Present results appear to be contradictory with the above findings of Files and Cram (1949). Our data (Table 1) indicate that a parasites that does not perform well in its sympatric snail, can infect higher percentage of allopatric snail lines. This may be due to availability of relatively more favourable physiological environment for that particular strain of the parasite. Present findings thus are not in agreement with the conclusion of Paraense and Correa (1963b) and Sturrock and Sturrock (1970) who advocate the idea that a local strain of snail and the local parasite they are infected with, should be better adapted.
We agree with the Frandson (1979) who tested the susceptibility of 7 snail lines to 3 isolates of S. mansoni from distant geographical origin and concluded that it is not always the rule that the local combination of S. mansoni and B. glabrata sp., are the most compatible.
Latest work of Maning et al. (1995) using Bulinus globusus snails and Schistosoma haematobium has been published to show that sympatric parasite-host combinations are more compatible than allopatric combinations. But, Vera et al. (1990) could not find any better sympatric host-parasite compatibility with Bulinus trancatus snail and S. haematobium parasite.

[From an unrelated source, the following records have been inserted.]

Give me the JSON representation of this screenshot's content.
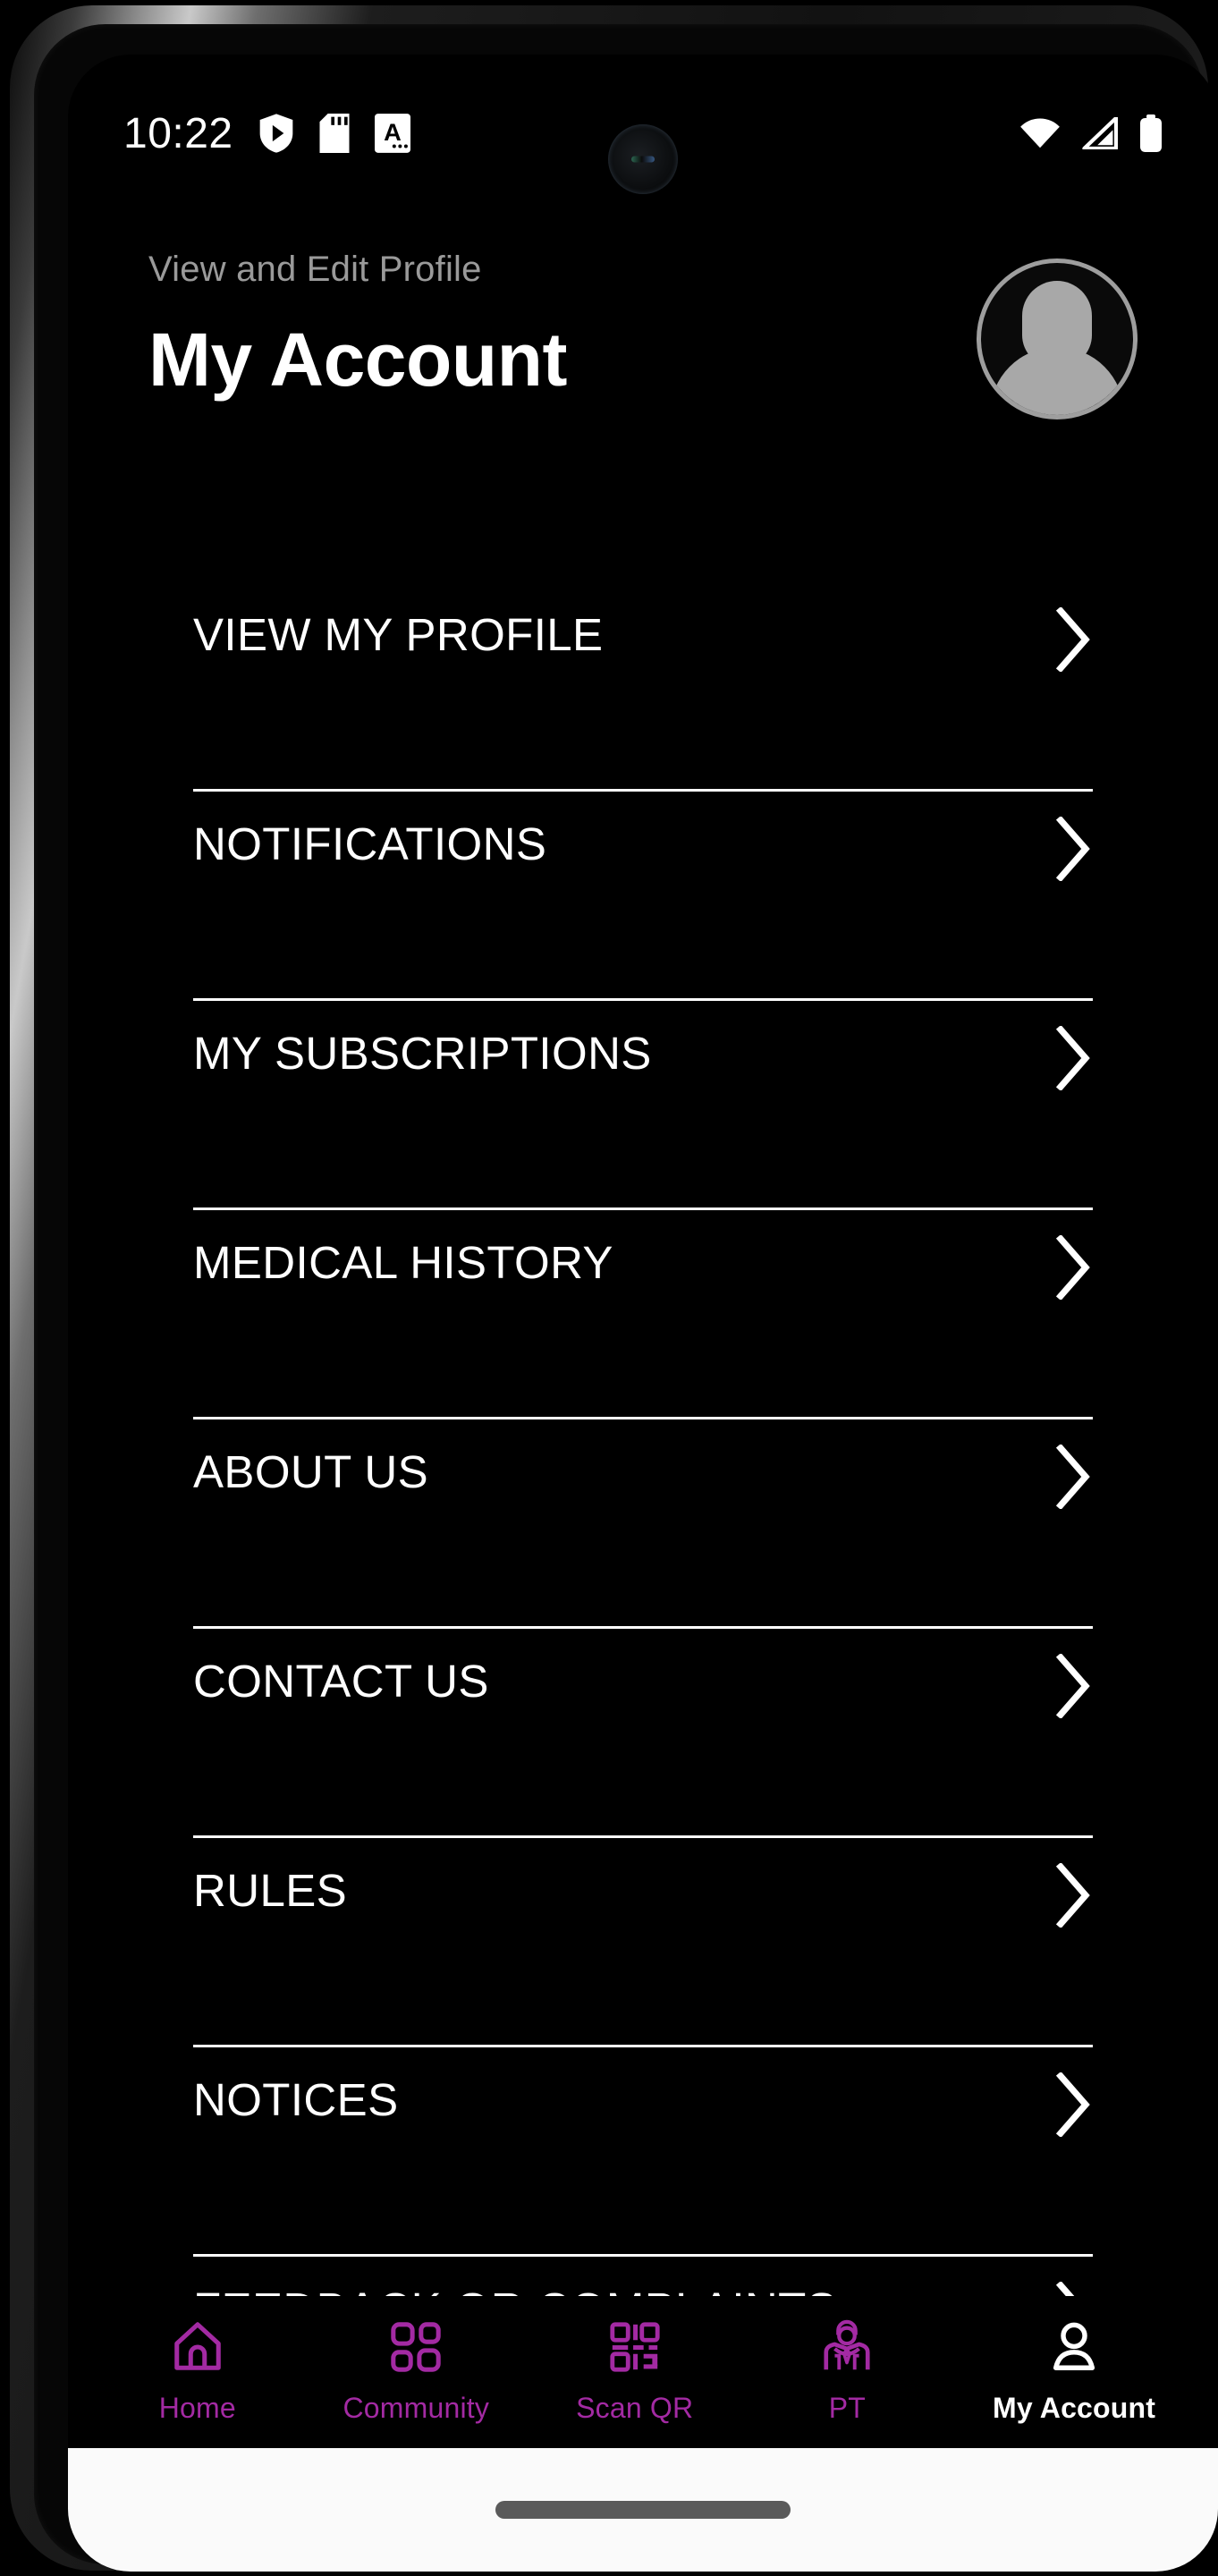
{
  "status_bar": {
    "time": "10:22",
    "left_icons": [
      "play-protect-shield-icon",
      "sd-card-icon",
      "font-size-a-icon"
    ],
    "right_icons": [
      "wifi-icon",
      "cellular-signal-icon",
      "battery-icon"
    ]
  },
  "header": {
    "breadcrumb": "View and Edit Profile",
    "title": "My Account",
    "avatar_icon": "default-user-avatar"
  },
  "menu": {
    "chevron_icon": "chevron-right-icon",
    "items": [
      {
        "label": "VIEW MY PROFILE"
      },
      {
        "label": "NOTIFICATIONS"
      },
      {
        "label": "MY SUBSCRIPTIONS"
      },
      {
        "label": "MEDICAL HISTORY"
      },
      {
        "label": "ABOUT US"
      },
      {
        "label": "CONTACT US"
      },
      {
        "label": "RULES"
      },
      {
        "label": "NOTICES"
      },
      {
        "label": "FEEDBACK OR COMPLAINTS"
      }
    ]
  },
  "bottom_nav": {
    "items": [
      {
        "label": "Home",
        "icon": "home-icon",
        "active": false
      },
      {
        "label": "Community",
        "icon": "community-icon",
        "active": false
      },
      {
        "label": "Scan QR",
        "icon": "qr-code-icon",
        "active": false
      },
      {
        "label": "PT",
        "icon": "trainer-icon",
        "active": false
      },
      {
        "label": "My Account",
        "icon": "account-icon",
        "active": true
      }
    ]
  },
  "colors": {
    "background": "#000000",
    "accent_purple": "#A32AA3",
    "active_white": "#FFFFFF",
    "breadcrumb_gray": "#9A9A9A",
    "divider": "#FFFFFF",
    "gesture_bar": "#FAFAFA"
  }
}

Present results (Table 2, 3 and 4)
also are suggestive of the idea that the sympatric association is not always
more compatible. It can be seen that Sm-Abrd, Sm-BH and Sm-Cmp parasite lines
were more infective to other snail lines than their sympatric snail (Table
1). Present data (Table 1, 2, 3
and Fig. 4, 5 and 6) indicate
that the susceptibility of snail lines and infectivity of parasite isolates
remain unchanging, however susceptibility of snail and infectivity of parasite
may be altered by selective breeding and that it is relatively easy to establish
an infection-susceptible snail line from a highly resistant snail such as Bg-Cmp.

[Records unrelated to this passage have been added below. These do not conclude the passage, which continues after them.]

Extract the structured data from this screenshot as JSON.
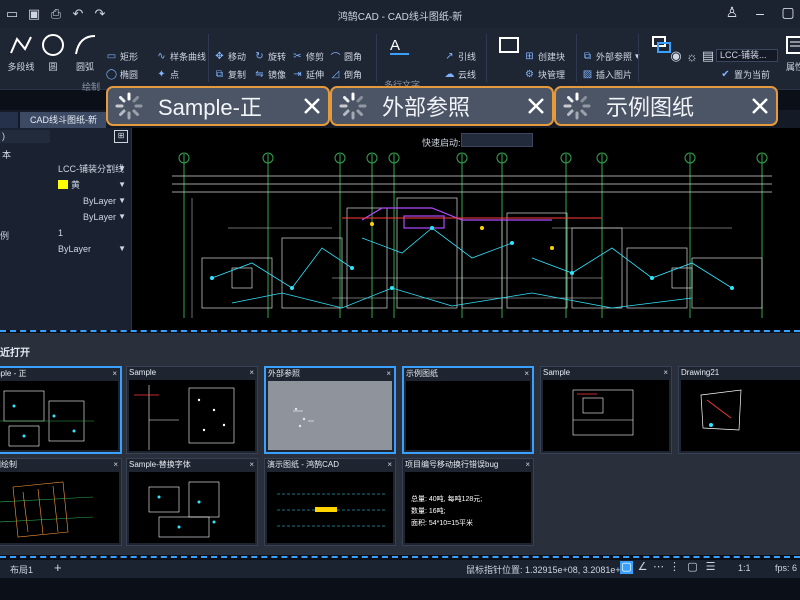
{
  "titlebar": {
    "title": "鸿鹄CAD - CAD线斗图纸-新"
  },
  "ribbon": {
    "big_buttons": [
      "多段线",
      "圆",
      "圆弧"
    ],
    "draw_items": [
      "矩形",
      "椭圆",
      "样条曲线",
      "点"
    ],
    "modify_items": [
      "移动",
      "复制",
      "旋转",
      "镜像",
      "修剪",
      "延伸",
      "圆角",
      "倒角"
    ],
    "group_draw": "绘制",
    "annotation_items": [
      "引线",
      "云线"
    ],
    "text_label": "多行文字",
    "block_items": [
      "创建块",
      "块管理"
    ],
    "insert_items": [
      "外部参照",
      "插入图片"
    ],
    "layer_value": "LCC-铺装...",
    "layer_items": [
      "置为当前"
    ],
    "properties_label": "属性"
  },
  "tabs": {
    "active_doc": "CAD线斗图纸-新",
    "floating": [
      "Sample-正",
      "外部参照",
      "示例图纸"
    ]
  },
  "properties": {
    "header": ")",
    "section": "本",
    "rows": [
      {
        "key": "",
        "value": "LCC-铺装分割线"
      },
      {
        "key": "",
        "value": "黄"
      },
      {
        "key": "",
        "value": "ByLayer"
      },
      {
        "key": "",
        "value": "ByLayer"
      },
      {
        "key": "例",
        "value": "1"
      },
      {
        "key": "",
        "value": "ByLayer"
      }
    ]
  },
  "drawing": {
    "quick_start_label": "快速启动:",
    "grid_numbers": [
      "1",
      "2",
      "3",
      "4",
      "5",
      "6",
      "7",
      "8",
      "9",
      "10",
      "11",
      "12",
      "13",
      "14",
      "15"
    ],
    "top_dimension": "43400"
  },
  "recent": {
    "title": "近打开",
    "files": [
      {
        "name": "mple - 正"
      },
      {
        "name": "Sample"
      },
      {
        "name": "外部参照"
      },
      {
        "name": "示例图纸"
      },
      {
        "name": "Sample"
      },
      {
        "name": "Drawing21"
      },
      {
        "name": "图绘制"
      },
      {
        "name": "Sample-替换字体"
      },
      {
        "name": "演示图纸 - 鸿鹄CAD"
      },
      {
        "name": "项目编号移动换行错误bug"
      }
    ],
    "text_preview": [
      "总量: 40吨, 每吨128元;",
      "数量: 16吨;",
      "面积: 54*10=15平米"
    ]
  },
  "statusbar": {
    "layout_tab": "布局1",
    "add_label": "+",
    "coords": "鼠标指针位置: 1.32915e+08, 3.2081e+07",
    "scale": "1:1",
    "fps": "fps: 6"
  },
  "colors": {
    "accent": "#3aa0ff",
    "tab_border": "#e49a3d",
    "panel": "#1a2130",
    "drawing_bg": "#000000"
  }
}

The complexity of the host-parasite relationships between the S. mansoni isolates and its snail host makes it difficult to generalize about the infectivity of a particular strain of the parasite for a strain of snail or about the susceptibility of a snail strain to a particular parasite isolate. Either of these terms can be defined only with reference to strain of parasite and races of host and the overall relationship must be thought of as compatibility. A particular strain of parasite may show a high level of infectivity for certain populations of its normal snail host, a lower level for other populations and others may be completely resistant to that strain of parasite but susceptible to other strains (Wright, 1971). Even within a suitable host strains, there is known to be variability in the compatibility between the trematode and snail.

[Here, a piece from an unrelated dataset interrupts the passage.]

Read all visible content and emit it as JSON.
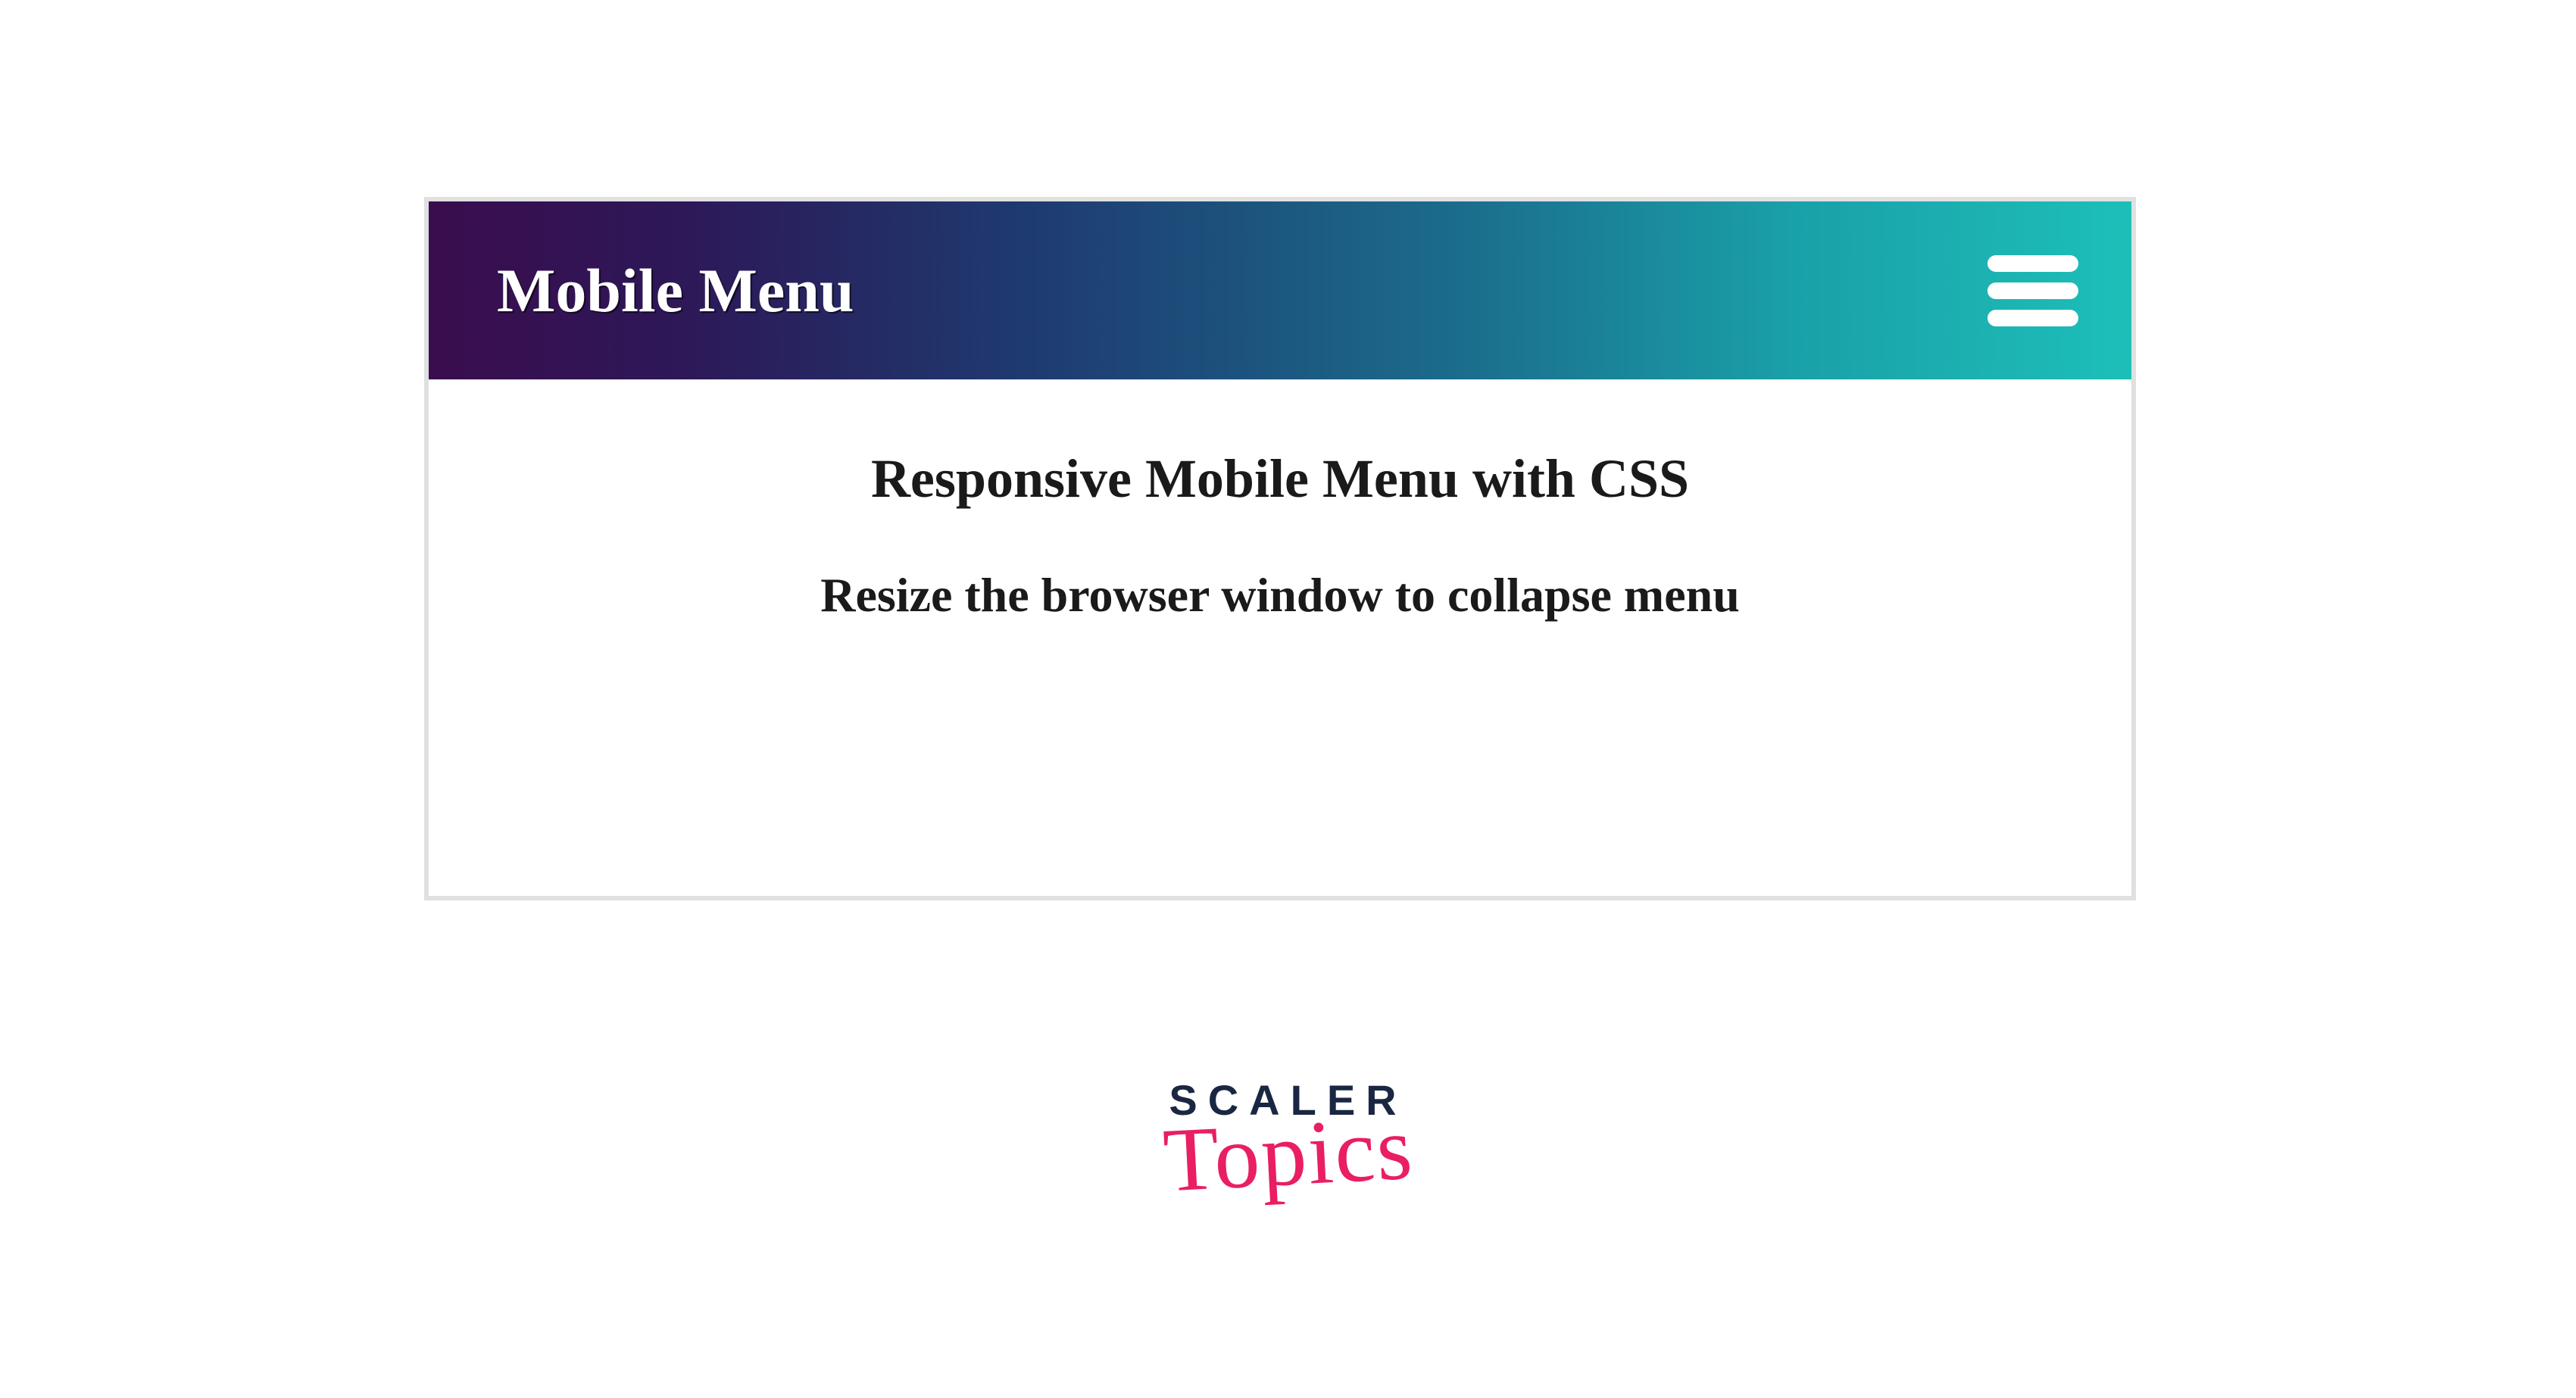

This compatibility acts such that in compatible interactions the parasite recognises, penetrates and develops within the snail, giving rise to the parasites next infective stage, the cercariae. Alternatively, in incompatible interaction, the larval trematode either fails to recognise and penetrate the snail, or penetrates and is recognized as non-self and is destroyed by the snails internal defence system (Van der Knapp and Loker, 1990).
Under field conditions, the susceptibility to infection has been reported to be affected by the environmental conditions such as humidity, temperature and differential feeding behaviour etc. The present study was conducted under controlled laboratory conditions and all snail batches were treated with same standard protocol.
Genetic differences in the infectivity of parasite isolates are thought to be the result of geographic adaptation (Files and Cram, 1949; Mulvey and Vrijenhoek, 1982) to snails. As the result of this study, we conclude that the susceptibility and infectivity are governed by two distinct genomes, i.e., those of the host and parasite respectively and the interaction between them. Data in Table 1 suggests that in different snail and parasite isolates, a wide-ranging degree of snail susceptibility to infection and parasite infectivity may exist.